Ketika semua orang tahu akan kesucian hidup Theobaldus, banyak orang datang untuk menjadi muridnya. Ia lalu mengasingkan diri ke Salanigo untuk menjalani hidup tapa. Tetapi ia diikuti oleh orang-orang yang tertarik untuk mendapat bimbingannya. la kemudian ditahbiskan menjadi imam agar lebih pantas menjalankan tugas-tugas misioner.
Pada tanggal 30 Juni 1066, Theobaldus meninggal dunia karena terserang penyakit yang berbahaya.

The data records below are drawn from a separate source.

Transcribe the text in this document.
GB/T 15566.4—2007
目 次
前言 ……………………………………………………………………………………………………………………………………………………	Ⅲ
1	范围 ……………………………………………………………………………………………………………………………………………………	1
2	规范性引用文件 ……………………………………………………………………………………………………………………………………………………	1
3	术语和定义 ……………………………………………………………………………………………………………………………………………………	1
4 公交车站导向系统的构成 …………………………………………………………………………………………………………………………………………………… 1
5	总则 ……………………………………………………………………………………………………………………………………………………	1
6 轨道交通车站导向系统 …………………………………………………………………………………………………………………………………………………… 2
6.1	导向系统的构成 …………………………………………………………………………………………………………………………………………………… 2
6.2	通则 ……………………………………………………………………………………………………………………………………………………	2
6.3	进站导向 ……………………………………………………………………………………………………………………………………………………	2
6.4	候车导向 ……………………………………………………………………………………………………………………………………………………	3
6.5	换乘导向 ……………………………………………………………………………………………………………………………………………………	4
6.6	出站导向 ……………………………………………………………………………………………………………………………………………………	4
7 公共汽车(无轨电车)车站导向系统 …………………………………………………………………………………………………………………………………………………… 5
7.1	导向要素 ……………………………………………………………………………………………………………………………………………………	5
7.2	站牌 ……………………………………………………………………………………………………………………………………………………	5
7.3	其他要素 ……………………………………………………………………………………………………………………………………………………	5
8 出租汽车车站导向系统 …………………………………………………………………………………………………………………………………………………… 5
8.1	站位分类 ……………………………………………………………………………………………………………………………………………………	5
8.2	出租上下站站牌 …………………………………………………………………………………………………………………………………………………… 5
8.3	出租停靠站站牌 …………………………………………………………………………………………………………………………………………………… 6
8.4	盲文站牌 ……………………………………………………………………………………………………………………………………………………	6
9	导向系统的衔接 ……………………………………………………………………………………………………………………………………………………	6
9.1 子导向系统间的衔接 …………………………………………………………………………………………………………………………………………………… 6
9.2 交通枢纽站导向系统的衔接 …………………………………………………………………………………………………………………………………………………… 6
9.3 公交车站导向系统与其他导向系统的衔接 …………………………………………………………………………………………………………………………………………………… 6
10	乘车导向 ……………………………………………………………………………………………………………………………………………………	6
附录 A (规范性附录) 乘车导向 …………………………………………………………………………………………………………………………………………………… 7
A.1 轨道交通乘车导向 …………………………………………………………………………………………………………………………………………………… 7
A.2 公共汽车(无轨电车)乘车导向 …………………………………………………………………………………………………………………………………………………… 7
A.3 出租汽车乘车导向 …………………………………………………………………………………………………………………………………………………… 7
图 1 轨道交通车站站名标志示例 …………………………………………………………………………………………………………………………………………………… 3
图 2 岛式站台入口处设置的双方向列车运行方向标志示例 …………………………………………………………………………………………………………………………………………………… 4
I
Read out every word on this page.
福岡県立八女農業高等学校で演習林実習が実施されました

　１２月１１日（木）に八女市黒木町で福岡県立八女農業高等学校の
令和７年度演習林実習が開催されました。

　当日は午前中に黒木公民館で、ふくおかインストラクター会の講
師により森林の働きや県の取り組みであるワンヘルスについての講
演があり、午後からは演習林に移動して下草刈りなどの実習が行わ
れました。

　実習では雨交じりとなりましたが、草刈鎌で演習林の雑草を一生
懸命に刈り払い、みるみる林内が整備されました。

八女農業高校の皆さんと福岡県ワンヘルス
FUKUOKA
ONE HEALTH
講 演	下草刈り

Ia digelari 'kudus' oleh Paus Aleksander II pada tahun 1073.

Santa Giacinta Marescotti, Pengaku Iman
Giacinta lahir di Vignarello, Italia pada tahun 1585 dari sebuah keluarga bangsawan. Ia dididik di biara suster-suster Fransiskan. Seorang kakaknya sudah menjadi suster di biara ini.  Semasa kecilnya Giacinta dikenal sebagai anak yang baik namun ia kemudian bertingkah laku jelek ketika adik bungsunya lebih dahulu menikah (dengan Marquis Cassizuchi). Dia tersinggung karena merasa dilangkahi oleh adiknya. Sifat baiknya merosot, sebaliknya ia menjadi seorang pendendam di dalam keluarganya. Ia memutuskan masuk biara sekedar iseng-iseng. la masuk Ordo Ketiga Santo Fransiskus di Viterbo dengan mengambil nama Giacinta. Sekalipun sudah menjadi seorang suster, namun ia tidak melepaskan cara hidup foyanya dengan harta keluarganya; selama 10 tahun ia benar-benar menjadi batu sandungan bagi rekan-rekannya yang lain.
Pada suatu hari ia jatuh sakit keras. Seorang imam Fransiskan datang mendengarkan pengakuannya dan memberikan peringatan keras tentang cara hidupnya yang tidak sesuai dengan semangat ordonya. Ia bertobat, namun jatuh lagi ke dalam cara hidup seperti sedia kala. Tuhan mencobainya lagi dengan sakit lebih berat. Semenjak itu ia mulai tekun berdoa, bermatiraga dan merobah tingkah laku hidupnya. Lama kelamaan ia berubah menjadi seorang suster yang saleh dan menjadi pembimbing rohani bagi rekan-rekannya. Nasehat-nasehatnya sangat praktis berdasarkan pengalaman rohaninya sendiri. Ia menekankan pentingnya menghayati kerendahan hati, menghilangkan sifat cinta diri, kesabaran memikul salib penderitaan sehari-hari. Cinta dan perhatian­nya sangat besar, bukan saja terhadap rekan-rekan susternya tetapi juga terhadap komunitas biara suster lainnya. Ia turut serta mendirikan dua biara di Viterbo yang mengabdikan diri pada bidang pelayanan orang­orang sakit, orang-orang jompo dan miskin di Viterbo. la sendiri mencari dana dengan minta-minta. Giacinta wafat pada tanggal 30 Januari 1640 pada usia 55 tahun. la dinyatakan sebagai 'santa' pada tahun 1807.